For all races and both sexes combined, long-term trends in cancer deaths have been declining since the early 1990s. In 2007, U.S. life expectancy was 78 years. (In 1990, life expectancy was 75.4 years.) The global life expectancy for males is 61 years. For females it’s 65. The reasons for this discrepancy are not fully understood. Some attribute the difference to biology; others point out that men are employed in more hazardous occupations. Behavior certainly plays a role, as men generally drive, smoke, and drink more than women.

For women and children the news is also good. In 2007, American infant mortality dropped to 6.4 deaths per 1,000 live births and has been on a general decline since 1958. The steady decrease is due to improvements in public health, nutrition, and medicine; and a decline in unhealthy behavior, such as smoking.

It looks like life in a modern, industrial society extends your life. But doesn’t our material comfort here depend on exploiting our environment and the environment in the developing world? Paul and Anne Ehrlich, who surely deserve (but will never receive) an award for the most predictions gone bust, confidently and sanctimoniously assert, “Sadly, our nation is also at present the biggest engine of ecological destruction on Earth.”

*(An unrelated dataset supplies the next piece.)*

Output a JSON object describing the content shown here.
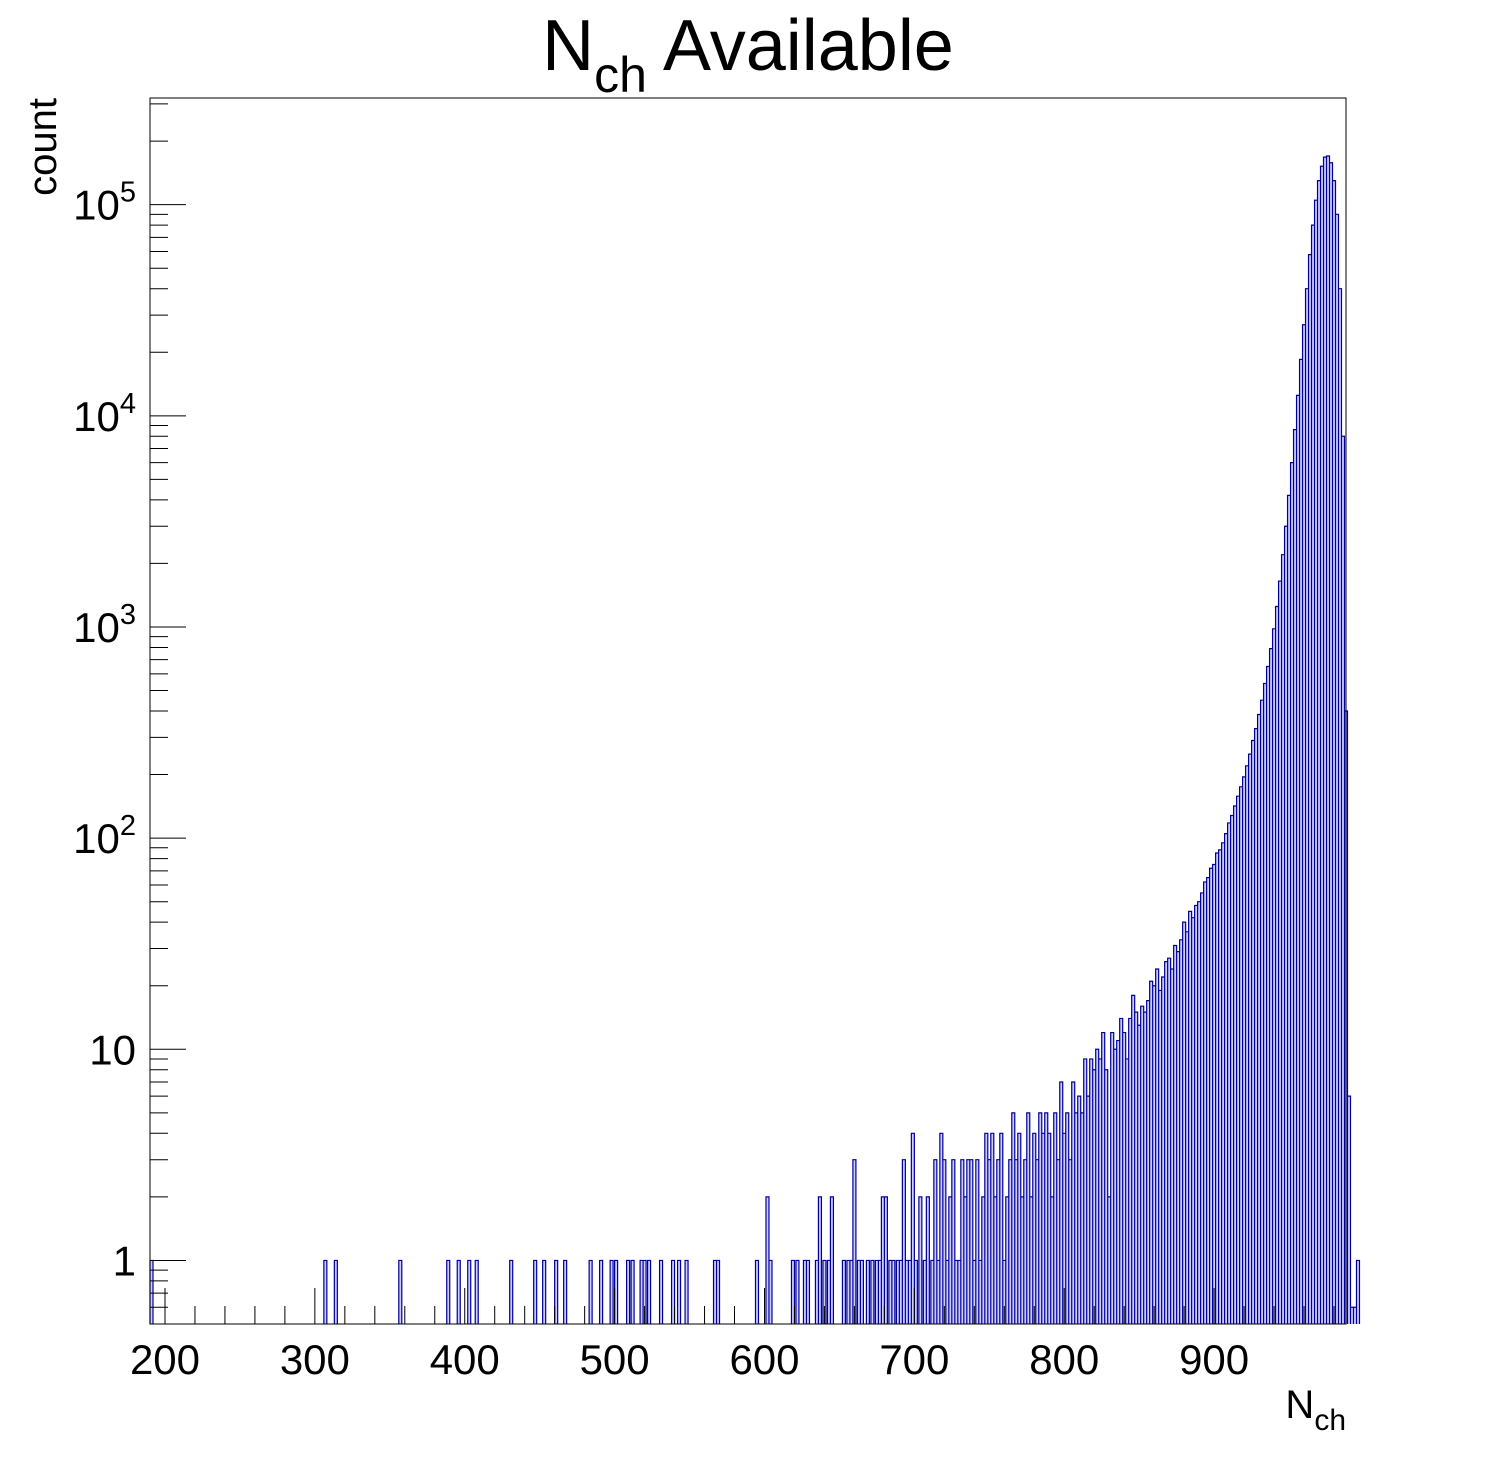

This is naive, willfully ignorant nonsense. Steven Hayward of the American Enterprise Institute explains why in his annual Index of Leading Environmental Indicators. He writes:

…the United States remains the world’s environmental leader and is likely to continue as such. Environmental improvement in the United States has been substantial and dramatic almost across the board…The chief drivers of this improvement are economic growth, constantly increasing resource efficiency, innovation in pollution control technology, and the deepening of environmental values among the American public that have…changed behavior and consumer preferences. Government regulation has played a vital role to be sure, but…[w]ere it not for rising affluence and technological innovation, regulation would have much the same effect as King Canute commanding the tides.

Richer societies are healthier, cleaner, and more resilient than poor ones. Without exception, the worst cases of environmental pollution occur in poor countries, especially those lacking democratic institutions.